The fat politician has not yet sung. The drama in Washington is not over. The only rational interpretation of the past week's extraordinary tumult is that volatile volatility is the only certainty and there will be plenty to go around over the next six weeks.


The mini-détente between House Republicans and the White House over the debt ceiling most likely ensures six weeks of erratic movements in the CBOE Volatility Index (VIX), which was unusually volatile during the past week as the market was whipped around by Washington.


Yes, investors are disgusted with Washington but they still like stocks, even though they mistrust the stock market. This seeming contradiction is a key theme in what is now an incredibly nuanced options market.


This dispersion reflects positive investor sentiment into earnings season on stocks, propelled by constructive economic data and the Federal Reserve's easy-money policies.


The mistrust toward the broad market shows the Street's stance toward Washington has changed. A week ago, the Street was playing chicken with Washington and buying bullish calls because no one thought Congress was insane enough to wreck the nation's pristine credit rating over political differences.
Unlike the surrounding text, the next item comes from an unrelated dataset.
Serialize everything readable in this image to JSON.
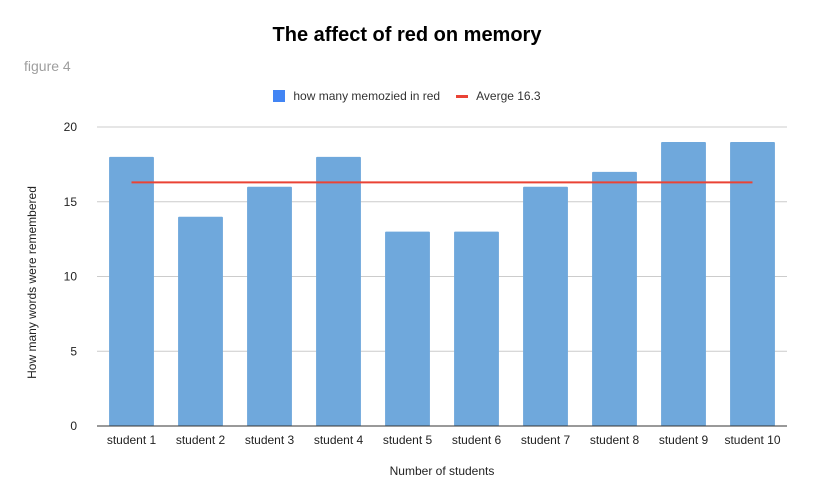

Now, investors are not so sure. Many are playing the volatility metronome just in case. When it seems the stock market may collapse based on Washington headlines, they buy VIX calls or futures. When everything seems OK, they switch to VIX puts.


The trading pattern is highly reactive, and that is a good sign for stocks because it suggests Wall Street views Washington as a tactical trade-not a systemic risk. This is a key tell into the market. If investors were bracing for dire news from Washington, they would probably buy hedges that expire in three months or more to guard against severe market fallout. That investors instead focus on short-term trades to capture sharp market moves is a sign the bull party continues.
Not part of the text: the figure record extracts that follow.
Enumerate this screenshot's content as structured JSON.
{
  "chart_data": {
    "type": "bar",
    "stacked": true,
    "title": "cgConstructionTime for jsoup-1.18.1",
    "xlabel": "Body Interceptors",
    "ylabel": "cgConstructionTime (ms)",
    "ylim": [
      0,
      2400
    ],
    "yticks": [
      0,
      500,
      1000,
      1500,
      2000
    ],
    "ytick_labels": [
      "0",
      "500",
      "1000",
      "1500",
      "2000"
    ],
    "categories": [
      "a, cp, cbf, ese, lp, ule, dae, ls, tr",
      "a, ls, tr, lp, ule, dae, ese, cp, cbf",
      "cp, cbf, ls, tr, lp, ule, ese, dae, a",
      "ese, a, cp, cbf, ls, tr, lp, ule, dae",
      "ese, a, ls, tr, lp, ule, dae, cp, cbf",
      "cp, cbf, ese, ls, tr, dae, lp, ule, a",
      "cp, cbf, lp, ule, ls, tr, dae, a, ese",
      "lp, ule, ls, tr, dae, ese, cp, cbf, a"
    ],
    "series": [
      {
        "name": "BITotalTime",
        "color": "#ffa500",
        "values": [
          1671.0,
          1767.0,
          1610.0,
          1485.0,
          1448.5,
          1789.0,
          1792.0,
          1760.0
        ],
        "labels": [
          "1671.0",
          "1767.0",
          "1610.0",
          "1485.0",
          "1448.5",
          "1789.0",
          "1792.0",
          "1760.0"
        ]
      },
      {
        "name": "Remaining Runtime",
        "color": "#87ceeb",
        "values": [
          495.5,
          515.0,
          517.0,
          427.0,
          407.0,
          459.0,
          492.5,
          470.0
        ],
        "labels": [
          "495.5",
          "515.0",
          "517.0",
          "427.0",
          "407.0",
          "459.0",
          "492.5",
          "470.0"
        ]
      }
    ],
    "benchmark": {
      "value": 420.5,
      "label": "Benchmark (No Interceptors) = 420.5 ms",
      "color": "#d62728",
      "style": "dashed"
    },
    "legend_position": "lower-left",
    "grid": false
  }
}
ONE TRADE TO CONSIDER during these bifurcated times is a put sale on Facebook (ticker: FB) paired with a stock purchase. Credit Suisse is telling clients a solid third-quarter earnings report on Oct. 30 could make the social-media stock an excellent addition to the Standard & Poor's 500 index.


Because index and exchange-traded funds are required to buy S&P 500 index additions, the stocks get a boost, and much of the Street scrambles to get a piece of the index-addition rally. Credit Suisse estimates almost $10 billion of Facebook stock would trade if the shares are added to the index.
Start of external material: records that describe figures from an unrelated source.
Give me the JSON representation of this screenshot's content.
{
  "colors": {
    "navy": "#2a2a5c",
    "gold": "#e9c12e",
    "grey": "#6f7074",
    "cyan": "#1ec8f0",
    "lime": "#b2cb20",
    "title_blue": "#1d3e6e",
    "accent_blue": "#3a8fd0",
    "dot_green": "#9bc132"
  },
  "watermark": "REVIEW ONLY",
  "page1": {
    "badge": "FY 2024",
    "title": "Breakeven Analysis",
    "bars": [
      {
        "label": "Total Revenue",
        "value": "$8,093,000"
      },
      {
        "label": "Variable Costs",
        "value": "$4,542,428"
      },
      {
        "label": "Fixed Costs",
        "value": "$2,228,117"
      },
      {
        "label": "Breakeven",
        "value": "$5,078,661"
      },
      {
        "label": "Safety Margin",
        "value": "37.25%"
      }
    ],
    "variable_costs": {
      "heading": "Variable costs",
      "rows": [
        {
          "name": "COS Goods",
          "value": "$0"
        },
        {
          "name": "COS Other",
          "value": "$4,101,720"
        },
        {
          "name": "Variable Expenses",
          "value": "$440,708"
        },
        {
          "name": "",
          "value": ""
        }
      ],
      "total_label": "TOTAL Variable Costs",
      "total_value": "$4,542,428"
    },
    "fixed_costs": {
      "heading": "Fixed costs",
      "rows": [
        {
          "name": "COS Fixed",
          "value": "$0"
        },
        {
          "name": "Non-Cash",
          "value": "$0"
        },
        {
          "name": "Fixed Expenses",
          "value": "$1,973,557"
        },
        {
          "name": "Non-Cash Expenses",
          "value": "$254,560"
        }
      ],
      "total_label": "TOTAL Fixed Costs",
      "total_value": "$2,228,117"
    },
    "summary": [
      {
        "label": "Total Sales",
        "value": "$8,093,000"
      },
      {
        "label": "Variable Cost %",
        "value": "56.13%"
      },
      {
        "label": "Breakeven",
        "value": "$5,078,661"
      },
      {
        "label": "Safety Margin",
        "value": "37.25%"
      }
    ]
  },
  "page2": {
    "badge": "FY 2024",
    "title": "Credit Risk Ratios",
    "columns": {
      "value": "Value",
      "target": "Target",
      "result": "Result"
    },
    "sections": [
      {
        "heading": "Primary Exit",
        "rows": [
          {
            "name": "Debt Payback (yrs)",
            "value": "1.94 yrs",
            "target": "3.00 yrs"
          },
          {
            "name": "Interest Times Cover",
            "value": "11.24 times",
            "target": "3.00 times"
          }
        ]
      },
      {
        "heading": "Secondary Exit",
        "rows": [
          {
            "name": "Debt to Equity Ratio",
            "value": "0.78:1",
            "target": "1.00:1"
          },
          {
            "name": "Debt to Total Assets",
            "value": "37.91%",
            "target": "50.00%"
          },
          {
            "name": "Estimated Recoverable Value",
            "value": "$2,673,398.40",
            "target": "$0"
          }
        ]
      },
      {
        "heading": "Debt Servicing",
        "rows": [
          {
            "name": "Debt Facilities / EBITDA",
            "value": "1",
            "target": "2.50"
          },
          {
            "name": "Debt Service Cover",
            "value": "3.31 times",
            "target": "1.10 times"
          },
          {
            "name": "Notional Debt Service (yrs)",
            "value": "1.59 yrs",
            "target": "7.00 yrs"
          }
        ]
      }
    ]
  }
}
Aggressive investors can consider buying Facebook's stock and selling Facebook's November $47 put that was bid at $2.84 when the stock was $49.62. If the stock advances on earnings, the money kept for selling the put can be kept, provided the stock does not slide below the put strike price before expiration.


The wind is at Facebook's back. The stock is up about 80% this year, indicating phenomenal momentum that will most likely push the stock higher if earnings are robust. In the past month, eight of the 39 analysts who follow the stock have increased their earnings estimates.


Should earnings disappoint, and the stock declines on profit-taking, put sellers are obligated to buy the shares. Owning Facebook stock shouldn't be terribly painful, and not just because of the index addition trade. Facebook's last earnings report showed the company was making progress in the mobile-advertising business, which many investors believe is like a magical unicorn with a money-printing machine, and that is a nice thing to keep around the portfolio, especially if Congress upsets the market's tense, delicate equilibrium.